Job not successful. Error: # of failed Map Tasks exceeded allowed limit. FailedCount: 1.

I have checked and in a standalone python program,

print stopwords.words('english')

works perfectly fine, and so I am absolutely stumped as to why it's causing my Hadoop program to fail.

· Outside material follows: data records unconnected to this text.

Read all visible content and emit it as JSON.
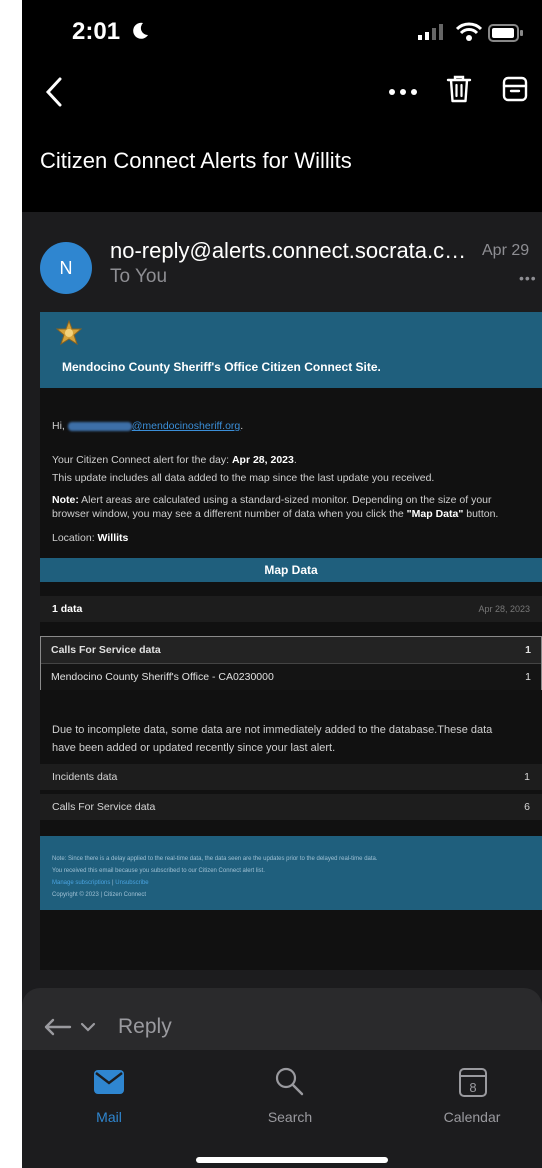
{
  "status": {
    "time": "2:01"
  },
  "email": {
    "subject": "Citizen Connect Alerts for Willits",
    "avatar_initial": "N",
    "from": "no-reply@alerts.connect.socrata.com",
    "to": "To You",
    "date": "Apr 29",
    "banner_title": "Mendocino County Sheriff's Office Citizen Connect Site.",
    "greeting_prefix": "Hi, ",
    "greeting_email_domain": "@mendocinosheriff.org",
    "alert_line_prefix": "Your Citizen Connect alert for the day: ",
    "alert_date": "Apr 28, 2023",
    "update_line": "This update includes all data added to the map since the last update you received.",
    "note_label": "Note:",
    "note_line1": " Alert areas are calculated using a standard-sized monitor. Depending on the size of your",
    "note_line2": "browser window, you may see a different number of data when you click the ",
    "note_button_ref": "\"Map Data\"",
    "note_line2_end": " button.",
    "location_label": "Location: ",
    "location_value": "Willits",
    "map_button": "Map Data",
    "summary": {
      "count": "1 data",
      "date": "Apr 28, 2023"
    },
    "table": [
      {
        "label": "Calls For Service data",
        "value": "1"
      },
      {
        "label": "Mendocino County Sheriff's Office - CA0230000",
        "value": "1"
      }
    ],
    "incomplete_line1": "Due to incomplete data, some data are not immediately added to the database.These data",
    "incomplete_line2": "have been added or updated recently since your last alert.",
    "updated": [
      {
        "label": "Incidents data",
        "value": "1"
      },
      {
        "label": "Calls For Service data",
        "value": "6"
      }
    ],
    "footer": {
      "line1": "Note: Since there is a delay applied to the real-time data, the data seen are the updates prior to the delayed real-time data.",
      "line2": "You received this email because you subscribed to our Citizen Connect alert list.",
      "manage": "Manage subscriptions",
      "sep": " | ",
      "unsubscribe": "Unsubscribe",
      "copyright": "Copyright © 2023 | Citizen Connect"
    }
  },
  "reply": {
    "label": "Reply"
  },
  "tabs": [
    {
      "label": "Mail"
    },
    {
      "label": "Search"
    },
    {
      "label": "Calendar",
      "badge": "8"
    }
  ],
  "colors": {
    "accent": "#2f86d0",
    "banner": "#1f5f7d"
  }
}
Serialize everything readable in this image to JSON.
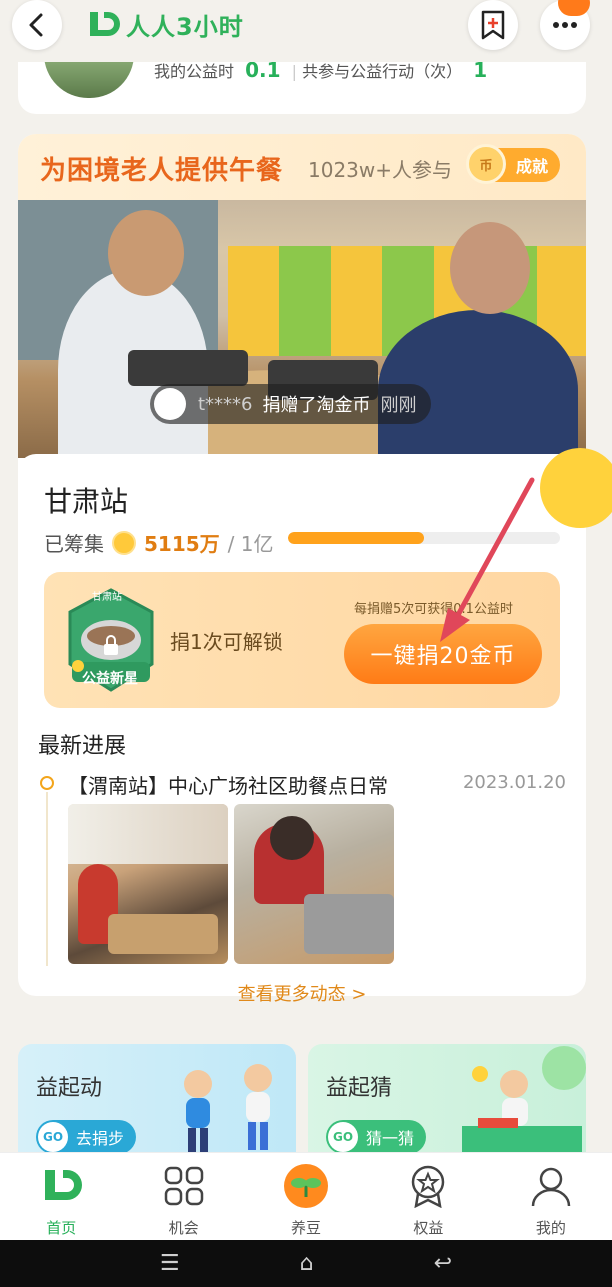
{
  "app": {
    "logo_text": "人人3小时"
  },
  "stats": {
    "label_hours": "我的公益时",
    "hours": "0.1",
    "label_actions": "共参与公益行动（次）",
    "actions": "1"
  },
  "campaign": {
    "title": "为困境老人提供午餐",
    "participants": "1023w+人参与",
    "achievement_label": "成就",
    "coin_glyph": "币",
    "donation_ticker": {
      "user": "t****6",
      "action": "捐赠了淘金币",
      "time": "刚刚"
    },
    "station": "甘肃站",
    "raised_label": "已筹集",
    "raised_amount": "5115万",
    "goal": "/ 1亿",
    "progress_fraction": 0.5,
    "badge_top": "甘肃站",
    "badge_bottom": "公益新星",
    "unlock_text": "捐1次可解锁",
    "hint": "每捐赠5次可获得0.1公益时",
    "donate_button": "一键捐20金币"
  },
  "news": {
    "section_title": "最新进展",
    "item_title": "【渭南站】中心广场社区助餐点日常",
    "item_date": "2023.01.20",
    "more_link": "查看更多动态 >"
  },
  "features": [
    {
      "title": "益起动",
      "go": "GO",
      "action": "去捐步"
    },
    {
      "title": "益起猜",
      "go": "GO",
      "action": "猜一猜"
    }
  ],
  "tabs": [
    {
      "label": "首页",
      "icon": "home-icon",
      "active": true
    },
    {
      "label": "机会",
      "icon": "grid-icon",
      "active": false
    },
    {
      "label": "养豆",
      "icon": "sprout-icon",
      "active": false
    },
    {
      "label": "权益",
      "icon": "medal-icon",
      "active": false
    },
    {
      "label": "我的",
      "icon": "user-icon",
      "active": false
    }
  ],
  "colors": {
    "brand_green": "#27b05a",
    "accent_orange": "#ff7b16",
    "amount_orange": "#e07d12"
  }
}
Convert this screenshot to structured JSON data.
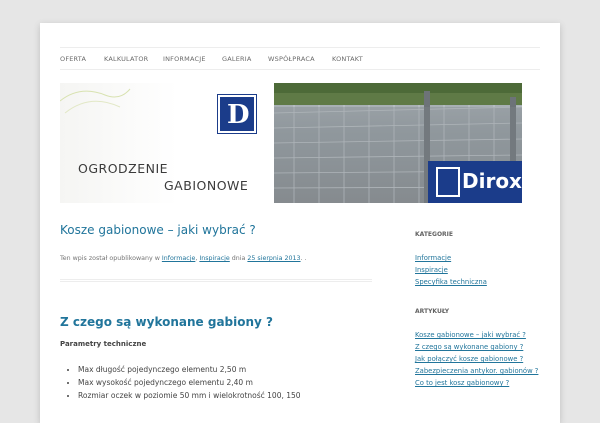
{
  "nav": {
    "items": [
      "OFERTA",
      "KALKULATOR",
      "INFORMACJE",
      "GALERIA",
      "WSPÓŁPRACA",
      "KONTAKT"
    ]
  },
  "banner": {
    "line1": "OGRODZENIE",
    "line2": "GABIONOWE",
    "logo_letter": "D",
    "brand": "Dirox"
  },
  "post": {
    "title": "Kosze gabionowe – jaki wybrać ?",
    "meta_prefix": "Ten wpis został opublikowany w ",
    "meta_cat1": "Informacje",
    "meta_sep": ", ",
    "meta_cat2": "Inspiracje",
    "meta_mid": " dnia ",
    "meta_date": "25 sierpnia 2013",
    "meta_suffix": ". ."
  },
  "post2": {
    "title": "Z czego są wykonane gabiony ?",
    "subheading": "Parametry techniczne",
    "list": [
      "Max długość pojedynczego elementu 2,50 m",
      "Max wysokość pojedynczego elementu 2,40 m",
      "Rozmiar oczek w poziomie 50 mm i wielokrotność 100, 150"
    ]
  },
  "sidebar": {
    "categories_title": "KATEGORIE",
    "categories": [
      "Informacje",
      "Inspiracje",
      "Specyfika techniczna"
    ],
    "articles_title": "ARTYKUŁY",
    "articles": [
      "Kosze gabionowe – jaki wybrać ?",
      "Z czego są wykonane gabiony ?",
      "Jak połączyć kosze gabionowe ?",
      "Zabezpieczenia antykor. gabionów ?",
      "Co to jest kosz gabionowy ?"
    ]
  }
}
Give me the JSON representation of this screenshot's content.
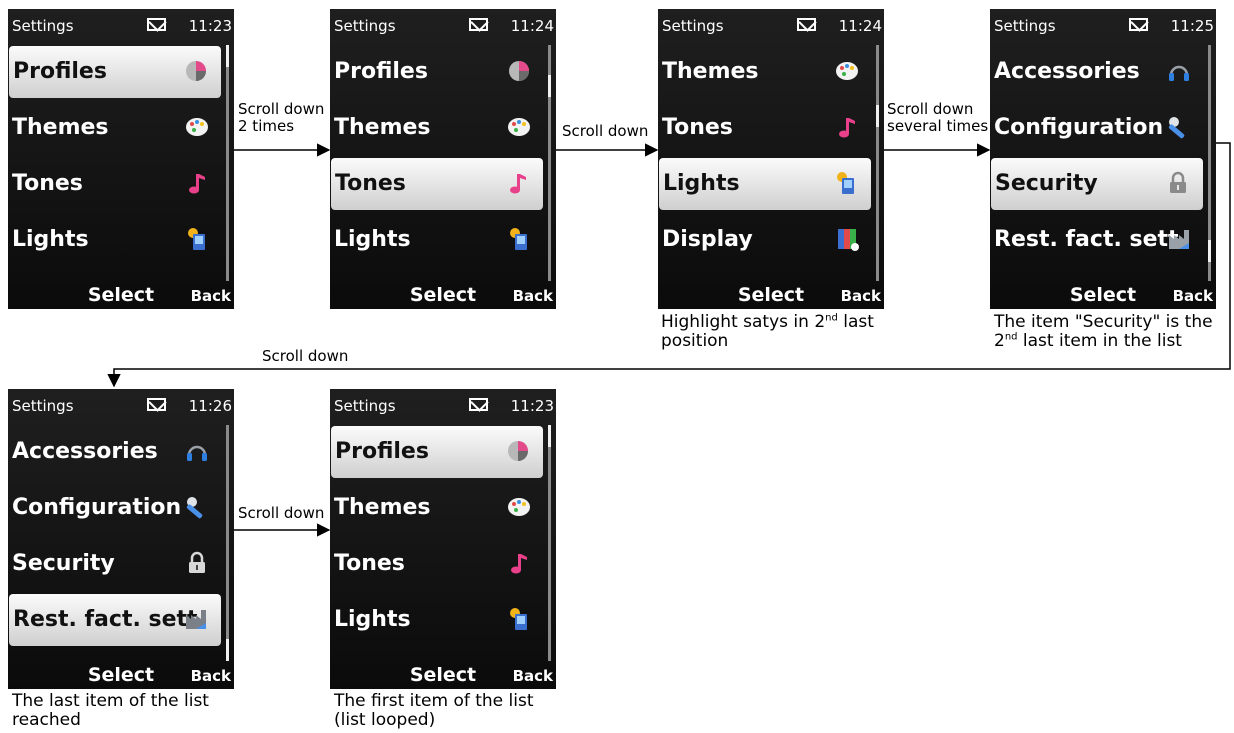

I would greatly appreciate any help! Thank you

karthikr
  • 97,368
  • 26
  • 197
  • 188
Objc55
  • 156
  • 1
  • 5
  • 18
  • You don't have ntlk corpus in your hadoop directory. Try this http://stackoverflow.com/questions/10716302/how-to-import-nltk-corpus-in-hdfs-when-i-use-hadoop-streaming – user1525721 Sep 27 '13 at 18:41
  • Try this also---http://stackoverflow.com/questions/6811549/how-can-i-include-a-python-package-with-hadoop-streaming-job – user1525721 Sep 27 '13 at 18:52
  • @user1525721 Thanks for the replies. Will give it a try and post back. If I have NLTK on all the nodes though, would this still be necessary? – Objc55 Sep 27 '13 at 19:56
  • you provide path to your mapper n reducer. Similarly you have to point out your python libraries in order to use it. – user1525721 Sep 27 '13 at 20:36
  • @user1525721 Thanks for the clarification. Another question -- how come `from nltk.corpus import stopwords` doesn't cause it to fail? – Objc55 Sep 27 '13 at 20:40
  • @user1525721 Update: I have tried the same console command with the addition of `-file nltk_data.zip` and `-archives stopwords.zip`. Unfortunately, having the same problem. – Objc55 Sep 27 '13 at 21:23

2 Answers2

0

Use these commands to unzip :

importer = zipimport.zipimporter('nltk.zip')
    importer2=zipimport.zipimporter('yaml.zip')
    yaml = importer2.load_module('yaml')
    nltk = importer.load_module('nltk')

CHeck the links which I pasted above. They have mentioned all the steps.

user1525721
  • 336
  • 5
  • 12
  • Do I need to send these files in the console command or have them stored locally on each machine? Also, do I need nltk.zip or nltk_data.zip? How can I find the former? What role does yaml play in this? Thanks! – Objc55 Sep 30 '13 at 16:31
  • I have tried what you suggested, and have imported nltk and yaml without any problems. However, I still cannot get the stopwords working. `from nltk.corpus import stopwords` does not cause the program to fail, but as soon as I type `print stopwords.words('english')`, it fails. Any idea how to fix? I have included this in the console command: `-archives ./stopwords.zip` Thanks! – Objc55 Sep 30 '13 at 17:23
0

Is 'english' a file in print stopwords.words('english')? If yes, you need to use -file for that too to send it across the nodes.

SSaikia_JtheRocker
  • 5,053
  • 1
  • 22
  • 41